La faune reflète également l'histoire insulaire. Les mammifères terrestres indigènes sont relativement rares. Ils sont principalement représentés par des chauves-souris diverses et l'endémique hutia de la Jamaïque (Geocapromys brownii). En revanche, l'avifaune est particulièrement riche et remarquable par ses espèces endémiques, comme le Colibri à bec rouge (oiseau national), le Todier de la Jamaïque, et de nombreuses espèces de pigeons, hiboux et passereaux uniques. L'île est également une escale importante pour les oiseaux migrateurs. Les reptiles et les amphibiens présentent également un endémisme élevé, avec une grande diversité de grenouilles (dont de nombreuses espèces du genre Eleutherodactylus), de lézards (anoles, iguanes, dont l'Iguane de la Jamaïque, Cyclura collei, gravement menacé), et de serpents non venimeux comme le boa de la Jamaïque. La diversité des insectes est immense. Elle comprend des espèces emblématiques et menacées comme le grand Papillon queue-d'hirondelle de la Jamaïque (Pterourus homerus). Les eaux douces abritent quelques espèces de poissons et d'invertébrés endémiques, tandis que les écosystèmes marins environnants soutiennent une vie marine variée, bien que soumise à des pressions.

La perte et la fragmentation des habitats dues à l'agriculture, au développement et à l'exploitation forestière sont des préoccupations majeures. Les espèces introduites, comme la mangouste, ont eu des effets dévastateurs sur les populations d'animaux indigènes. Le changement climatique, avec l'élévation du niveau de la mer et l'augmentation de l'intensité des ouragans, représente une menace croissante pour les écosystèmes côtiers et intérieurs.
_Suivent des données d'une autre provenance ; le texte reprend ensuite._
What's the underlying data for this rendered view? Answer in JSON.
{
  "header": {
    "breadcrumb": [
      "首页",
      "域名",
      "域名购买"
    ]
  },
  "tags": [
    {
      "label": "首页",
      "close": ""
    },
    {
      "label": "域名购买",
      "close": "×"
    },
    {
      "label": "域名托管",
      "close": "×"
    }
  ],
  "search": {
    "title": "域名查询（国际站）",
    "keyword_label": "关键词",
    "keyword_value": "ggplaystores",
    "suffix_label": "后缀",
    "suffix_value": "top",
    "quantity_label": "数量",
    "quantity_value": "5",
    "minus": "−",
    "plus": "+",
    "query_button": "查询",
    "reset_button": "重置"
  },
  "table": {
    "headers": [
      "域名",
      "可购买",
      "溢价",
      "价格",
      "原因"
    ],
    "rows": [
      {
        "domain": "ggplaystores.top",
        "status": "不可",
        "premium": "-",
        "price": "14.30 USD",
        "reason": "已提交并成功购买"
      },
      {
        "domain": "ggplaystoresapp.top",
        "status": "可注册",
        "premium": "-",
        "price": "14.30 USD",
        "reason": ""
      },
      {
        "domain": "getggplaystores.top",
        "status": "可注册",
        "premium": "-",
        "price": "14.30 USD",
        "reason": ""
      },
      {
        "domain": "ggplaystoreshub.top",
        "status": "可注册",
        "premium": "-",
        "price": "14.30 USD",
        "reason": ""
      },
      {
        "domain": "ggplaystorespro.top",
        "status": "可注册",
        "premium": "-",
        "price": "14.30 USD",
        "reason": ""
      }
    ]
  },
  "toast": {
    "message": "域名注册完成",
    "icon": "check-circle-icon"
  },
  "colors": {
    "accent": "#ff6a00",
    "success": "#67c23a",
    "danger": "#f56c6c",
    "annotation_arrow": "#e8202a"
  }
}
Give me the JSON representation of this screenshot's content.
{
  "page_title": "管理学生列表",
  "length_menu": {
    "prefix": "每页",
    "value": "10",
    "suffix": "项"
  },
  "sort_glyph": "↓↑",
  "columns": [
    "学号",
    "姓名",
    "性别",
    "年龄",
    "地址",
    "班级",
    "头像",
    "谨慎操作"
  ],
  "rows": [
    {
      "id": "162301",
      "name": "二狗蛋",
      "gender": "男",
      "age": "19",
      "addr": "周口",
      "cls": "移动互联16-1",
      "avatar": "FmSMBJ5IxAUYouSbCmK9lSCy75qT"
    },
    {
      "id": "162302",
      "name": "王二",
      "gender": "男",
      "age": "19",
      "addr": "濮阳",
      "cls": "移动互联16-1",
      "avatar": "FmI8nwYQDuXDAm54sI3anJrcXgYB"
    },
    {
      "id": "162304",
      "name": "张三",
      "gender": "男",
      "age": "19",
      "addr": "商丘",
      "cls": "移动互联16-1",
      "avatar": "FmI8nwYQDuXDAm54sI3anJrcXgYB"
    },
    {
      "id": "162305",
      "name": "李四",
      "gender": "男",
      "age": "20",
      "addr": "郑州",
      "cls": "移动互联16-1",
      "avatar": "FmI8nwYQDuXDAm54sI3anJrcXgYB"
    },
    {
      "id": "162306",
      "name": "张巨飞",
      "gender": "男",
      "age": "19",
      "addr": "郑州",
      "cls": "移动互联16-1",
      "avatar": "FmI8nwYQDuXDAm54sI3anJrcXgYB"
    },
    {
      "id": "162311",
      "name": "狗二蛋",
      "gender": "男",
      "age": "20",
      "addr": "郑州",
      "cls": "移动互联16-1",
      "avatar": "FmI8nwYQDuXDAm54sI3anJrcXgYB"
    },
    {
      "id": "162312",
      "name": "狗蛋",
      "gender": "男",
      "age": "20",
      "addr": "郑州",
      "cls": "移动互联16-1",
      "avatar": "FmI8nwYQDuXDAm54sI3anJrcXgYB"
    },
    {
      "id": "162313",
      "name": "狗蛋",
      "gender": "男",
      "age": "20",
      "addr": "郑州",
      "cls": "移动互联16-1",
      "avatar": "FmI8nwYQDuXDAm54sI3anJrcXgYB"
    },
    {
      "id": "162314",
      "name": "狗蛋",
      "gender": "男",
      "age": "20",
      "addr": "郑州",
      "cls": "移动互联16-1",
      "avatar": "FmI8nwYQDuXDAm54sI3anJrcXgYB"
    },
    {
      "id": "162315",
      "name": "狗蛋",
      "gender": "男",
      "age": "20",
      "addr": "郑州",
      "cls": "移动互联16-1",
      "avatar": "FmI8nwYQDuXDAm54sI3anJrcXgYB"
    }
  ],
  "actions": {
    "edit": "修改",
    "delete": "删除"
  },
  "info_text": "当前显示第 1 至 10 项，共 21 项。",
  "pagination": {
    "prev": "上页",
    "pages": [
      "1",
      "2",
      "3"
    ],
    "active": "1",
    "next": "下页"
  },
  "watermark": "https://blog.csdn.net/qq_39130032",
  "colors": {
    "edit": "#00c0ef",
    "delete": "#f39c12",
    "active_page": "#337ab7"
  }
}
Des efforts de conservation sont en cours, avec la création de zones protégées et des programmes de restauration des espèces.

Géographie humaine de la Jamaïque

Population.
La population de la Jamaïque s'établit aux alentours de 2,8 à 3 millions d'habitants. Ce chiffre semble relativement stable, voire en légère diminution par moments, non pas en raison de faibles taux de natalité intrinsèques, mais principalement à cause d'un taux d'émigration très élevé qui caractérise l'île depuis des décennies.

De nombreux Jamaïcains partent s'installer principalement aux États-Unis, au Royaume-Uni et au Canada. Ce phénomène entraîne un exode des compétences qui peut freiner le développement, mais génère également d'importantes remises de fonds (remittances) envoyées par la diaspora, lesquelles constituent une part cruciale de l'économie nationale. Sur le plan social, cette émigration a des conséquences profondes : elle modifie la structure familiale (avec la prévalence de familles transnationales et de foyers dirigés par des femmes ou des grands-parents), influence les aspirations des jeunes et maintient des liens forts, bien que parfois tendus, entre l'île et ses expatriés.

La structure par âge de la population jamaïcaine révèle une population relativement jeune, caractéristique de nombreux pays en développement, bien qu'elle connaisse un certain vieillissement comme ailleurs. Le taux de fécondité a diminué au fil du temps, mais reste significatif. L'espérance de vie a progressé, mais est affectée par divers facteurs, notamment les taux de criminalité violente et certains défis de santé publique.

La structure sociale historique de la Jamaïque était autrefois celle d'une société de plantation stratifiée, avec une petite élite blanche ou métisse claire détenant le pouvoir économique et politique, et une vaste majorité d'Africains asservis en bas de l'échelle. Bien que cette structure formelle ait disparu avec l'abolition de l'esclavage en 1834, les hiérarchies basées sur la couleur de peau et l'ascendance ont persisté sous diverses formes et continuent d'influencer la stratification sociale contemporaine, même si la classe socio-économique est aujourd'hui le facteur dominant de différenciation. L'accès à l'éducation, à l'emploi qualifié et à la propriété foncière est fortement corrélé à la position dans cette structure de classe, souvent avec des échos des divisions historiques. L'inégalité économique reste un défi majeur.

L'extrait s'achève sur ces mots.